Em época de coronavírus, palmas limpas com água e sabão parecem ser algo óbvio — mas nem sempre foi assim
Vanessa Centamori Publicado em 23/06/2020, às 11h33
Imagine que determinada doença, tal como o atual coronavírus, começasse a se espalhar pelo mundo no século 19. Nesse período, o conselho de lavar bem as mãos como forma de prevenção não seria visto com bons olhos. Muito pelo contrário, ele seria um escândalo e você, provavelmente, seria taxado de louco se sugerisse isso.

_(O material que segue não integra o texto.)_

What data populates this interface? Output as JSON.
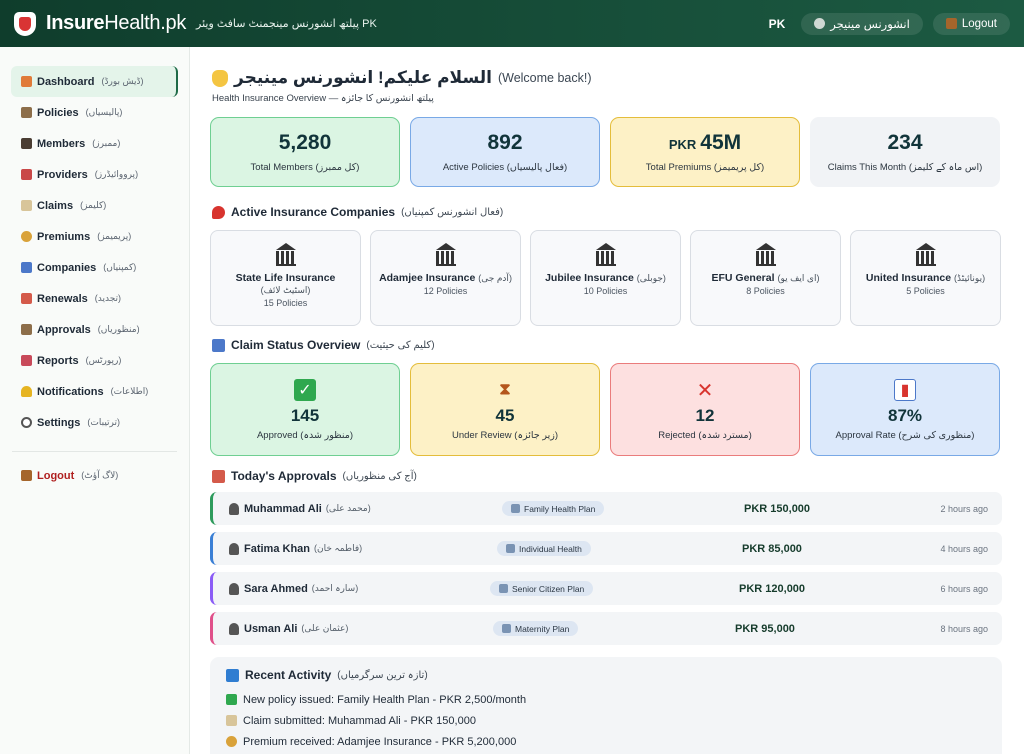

Foi esse o enorme desafio que enfrentou o físico húngaro Ignaz Semmelweis. Por acreditar no poder da higiene das mãos, ele teve que encarar diretamente os olhares tortos de prestigiosos cientistas durante a primavera do século 1850, durante um encontro importante da Vienna Medical Society, na Áustria.
Historiadores acreditam que os notáveis homens presentes na reunião médica não aprovaram em nada a teoria apresentada por Semmelweis. O físico defendeu na ocasião que lavar as mãos seria uma boa pedida para reduzir o número de mortes nas maternidades.
Acontece que no hospital onde o expert trabalhava, o Vienna General Hospital ( assim como em muitos outros ao redor do mundo, naturalmente) muitas mulheres estavam morrendo de febre puerperal, uma infecção hospitalar com origem no útero, que matava milhares logo após o parto.
Querendo resolver essa questão, ele passou a investigar as causas do problema, que se agrava quando os partos eram feitos por médicos e estudantes, em vez de parteiras. Depois de pesquisar muito, ele atribuiu a causa do fenômeno das mortes aos cadáveres que eram dissecados e examinados em autópsias hospitalares.
Como somente os médicos e nunca as parteiras tinham contato com esses corpos, elas não eram infectadas pelas partículas causadoras de infecções. Além disso, embora naquele momento histórico o cientista Louis Pasteur ainda não tivesse criado uma teoria para explicar isso, os germes dos mortos ainda ficavam nas mãos dos doutores, que depois realizavam os partos (algo nada higiênico).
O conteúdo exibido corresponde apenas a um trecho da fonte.